A tribute to brave Nirbhaya
We bring an exclusive extract from Night of Shame, one of the nine cases that the former Delhi police commissioner Neeraj Kumar has penned in his second book, Khaki Files – Inside Stories of Police Investigations (Blue Salt, an imprint of Penguin Random House; Rs 399) in which he writes about the Nirbhaya gangrape-murder that shook the nation on December 16, 2012. Kumar was at the helm of affairs of the Delhi Police when this unfortunate incident happened. Read on…
Some incidents and cases are watershed moments in the history of not only a police force, but also the city where they occur and possibly even the country. The anti-Sikh riots in Delhi, the terror attack on the Parliament House and the 26/11 terrorist strikes in Mumbai are such cases. The Nirbhaya case, as the brutal Munirka bus rape case is commonly referred to, was another such tipping point. It galvanised public opinion on the issue of crimes against women and the laws to deal with them not only in India, but worldwide. We in India did well to rise to the occasion and amend our laws drastically by introducing the Criminal Law (Amendment) Act, 2013, amending the Indian Penal Code, Evidence Act and Code of Criminal Procedure with respect to sexual offences. For the first time, offences such as sexual harassment, voyeurism, acid attacks and stalking were expressly recognised and criminalised.
Following these developments, there is empirical data to show that more women are coming forward to report sexual offences committed against them. The most welcome change is that women in India are finding their voice following the Nirbhaya case. They talk about their daily travails in dealing with men, both in public and private spaces, and come forward to report crimes. A cynical view persists in some quarters, though, that nothing has changed after the bus rape case of 2012.
The Nirbhaya case led to an outcry that changed our laws and made them stronger with respect to crimes against women. The focus of the public wrath was the criminal justice system, and particularly the police. Pitched battles were fought between the protestors and the police in which several on both sides were injured and one policeman even lost his life.
In over 96 per cent of rape cases and crimes against women the perpetrators are known to the victims.* Most crimes of this nature are committed within the four walls of homes or offices, by close relatives, colleagues and friends.
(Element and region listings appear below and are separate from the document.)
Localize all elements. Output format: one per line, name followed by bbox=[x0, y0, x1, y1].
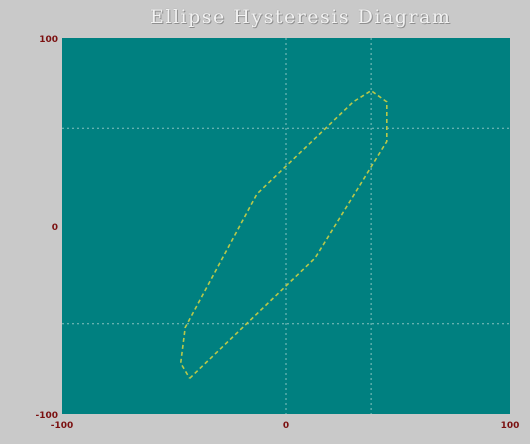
y-tick-label: -100 bbox=[35, 411, 58, 421]
x-tick-label: -100 bbox=[51, 421, 74, 431]
x-tick-label: 100 bbox=[501, 421, 520, 431]
chart-title: Ellipse Hysteresis Diagram bbox=[150, 6, 452, 28]
x-tick-label: 0 bbox=[283, 421, 289, 431]
plot-area bbox=[62, 38, 510, 414]
y-tick-label: 0 bbox=[52, 223, 58, 233]
y-tick-label: 100 bbox=[39, 35, 58, 45]
series-line bbox=[179, 89, 388, 379]
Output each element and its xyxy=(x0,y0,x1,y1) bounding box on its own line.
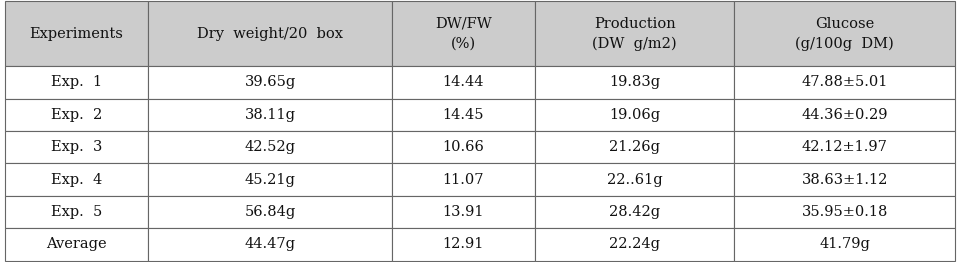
Text: 11.07: 11.07 xyxy=(443,173,484,187)
Bar xyxy=(149,66,392,99)
Bar xyxy=(392,131,536,163)
Text: Production
(DW  g/m2): Production (DW g/m2) xyxy=(592,17,677,51)
Bar xyxy=(149,131,392,163)
Text: Exp.  4: Exp. 4 xyxy=(51,173,103,187)
Text: 28.42g: 28.42g xyxy=(610,205,660,219)
Bar xyxy=(5,66,149,99)
Text: 44.36±0.29: 44.36±0.29 xyxy=(802,108,888,122)
Text: 14.44: 14.44 xyxy=(443,75,484,89)
Text: 47.88±5.01: 47.88±5.01 xyxy=(802,75,888,89)
Bar xyxy=(149,163,392,196)
Text: 39.65g: 39.65g xyxy=(245,75,296,89)
Bar xyxy=(734,66,955,99)
Bar xyxy=(149,228,392,261)
Text: Exp.  1: Exp. 1 xyxy=(51,75,102,89)
Text: 45.21g: 45.21g xyxy=(245,173,296,187)
Bar xyxy=(5,228,149,261)
Text: 56.84g: 56.84g xyxy=(245,205,296,219)
Bar xyxy=(5,131,149,163)
Text: Exp.  3: Exp. 3 xyxy=(51,140,103,154)
Bar xyxy=(734,196,955,228)
Bar xyxy=(536,66,734,99)
Bar xyxy=(734,163,955,196)
Bar xyxy=(5,196,149,228)
Bar xyxy=(5,1,149,66)
Bar xyxy=(536,131,734,163)
Bar xyxy=(392,163,536,196)
Bar xyxy=(734,228,955,261)
Bar xyxy=(734,99,955,131)
Text: 42.52g: 42.52g xyxy=(245,140,296,154)
Bar xyxy=(536,228,734,261)
Bar xyxy=(5,99,149,131)
Text: 19.83g: 19.83g xyxy=(610,75,660,89)
Bar xyxy=(536,163,734,196)
Text: 21.26g: 21.26g xyxy=(610,140,660,154)
Bar xyxy=(149,196,392,228)
Text: Average: Average xyxy=(46,237,107,252)
Text: Exp.  5: Exp. 5 xyxy=(51,205,103,219)
Text: 22..61g: 22..61g xyxy=(607,173,662,187)
Text: Experiments: Experiments xyxy=(30,27,124,41)
Text: 42.12±1.97: 42.12±1.97 xyxy=(802,140,888,154)
Bar xyxy=(734,1,955,66)
Text: 38.11g: 38.11g xyxy=(245,108,296,122)
Bar xyxy=(734,131,955,163)
Text: 35.95±0.18: 35.95±0.18 xyxy=(802,205,888,219)
Bar xyxy=(392,1,536,66)
Bar xyxy=(536,196,734,228)
Text: 19.06g: 19.06g xyxy=(610,108,660,122)
Bar xyxy=(392,99,536,131)
Text: 13.91: 13.91 xyxy=(443,205,484,219)
Text: 41.79g: 41.79g xyxy=(819,237,870,252)
Text: 22.24g: 22.24g xyxy=(610,237,660,252)
Bar xyxy=(149,99,392,131)
Text: 10.66: 10.66 xyxy=(443,140,485,154)
Text: DW/FW
(%): DW/FW (%) xyxy=(435,17,492,51)
Text: 38.63±1.12: 38.63±1.12 xyxy=(802,173,888,187)
Bar xyxy=(536,1,734,66)
Bar xyxy=(5,163,149,196)
Bar xyxy=(392,228,536,261)
Text: Exp.  2: Exp. 2 xyxy=(51,108,103,122)
Text: 12.91: 12.91 xyxy=(443,237,484,252)
Bar xyxy=(536,99,734,131)
Text: Glucose
(g/100g  DM): Glucose (g/100g DM) xyxy=(795,17,894,51)
Bar xyxy=(392,196,536,228)
Text: Dry  weight/20  box: Dry weight/20 box xyxy=(197,27,343,41)
Bar xyxy=(392,66,536,99)
Text: 44.47g: 44.47g xyxy=(245,237,296,252)
Text: 14.45: 14.45 xyxy=(443,108,484,122)
Bar xyxy=(149,1,392,66)
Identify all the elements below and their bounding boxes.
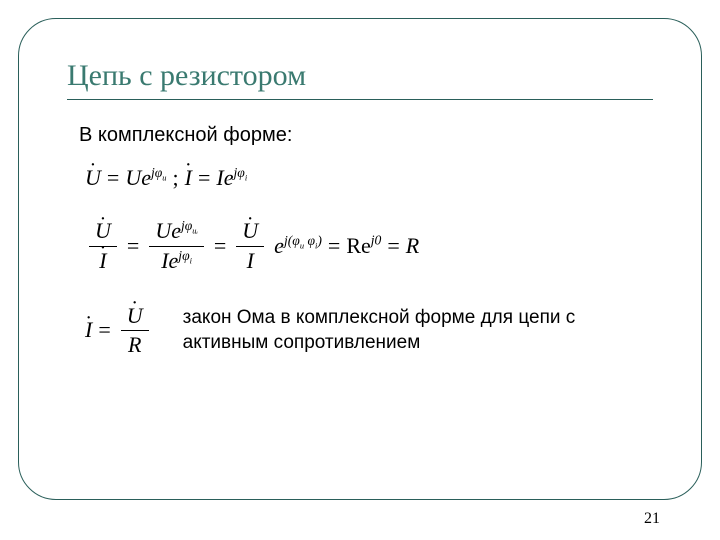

Should we not pause and ponder if blaming the government or the police for these crimes is the most sensible thing to do? Doesn’t the cure for this malaise lie elsewhere? Will endless police-bashing help the situation in any meaningful way?
Undoubtedly, those were trying times for the Delhi Police in general and for me in particular. But this cannot possibly be compared to the trauma and tragedy that the victim and her family suffered. The public outcry was natural, but regrettably, the situation got politicised and lumpenised, as such cases always do. As far as the police response was concerned, at the end of it all, we emerged stronger and wiser. This case was yet another befitting example of how the Delhi Police can stand up to challenges competently and promptly.
At a personal level, I feel privileged to have been at the helm of affairs in the Delhi Police and to have led my force during such adverse circumstances. That I succeeded in keeping the investigation team insulated from the wrath of the media by taking the brunt of the attack myself—running the risk of being made a scapegoat and being thrown out in disgrace at any moment—was a matter of great professional and personal gratification. The exemplary manner in which officers measured up to the challenges of this case, on both the investigation and law and order fronts, was equally heartening. Filing of the charge sheet in 10 days of the incident, the piecing together and marshaling of physical and scientific evidence, effective prosecution in the courts of law and getting the accused convicted were extraordinary achievements by the force. They did so in the face of two judicial inquiries, hostile public opinion, bad press and several PILs filed in superior courts. They went about performing their work with equanimity and courage that kept my head held high and proud.
Finally, it must be acknowledged that the Government of India and the lieutenant governor were steadfast in their support of the police. They stood by us like a rock, and this prevented our morale from waning. The then Congress president and the prime minister met groups of protestors at their residences, even after midnight, to pacify them. Such support from a government in power for its police, in the face of adverse media and public sentiment, is commendable and exemplary.
At the end of it all, this story is first a tribute to brave Nirbhaya, whose promising life was cut short in a barbaric manner. We do not know to what extent we have succeeded in getting her justice. Perhaps history will give the final verdict in this matter several decades down the line.
Equally, this story is a salutation to Head Constable Subhash Tomar, who lost his life in the line of duty at the hands of unruly elements at India Gate on the evening of 23 December 2012. Last but not the least, no amount of words can ever express my appreciation and gratitude for the officers of the Delhi Police, who stood by me in those trying times and delivered what was expected of them brilliantly.
As I now reflect on the case and the testing aftermath I faced, I am reminded of the words of the American author and publisher Orison Swett Marden. The Success magazine founder Marden said: ‘Success is not measured by what you accomplish, but by the opposition you have encountered, and the courage with which you have maintained the struggle against overwhelming odds.’
Indeed, his words have held true for me throughout my policing career, as they did in this case.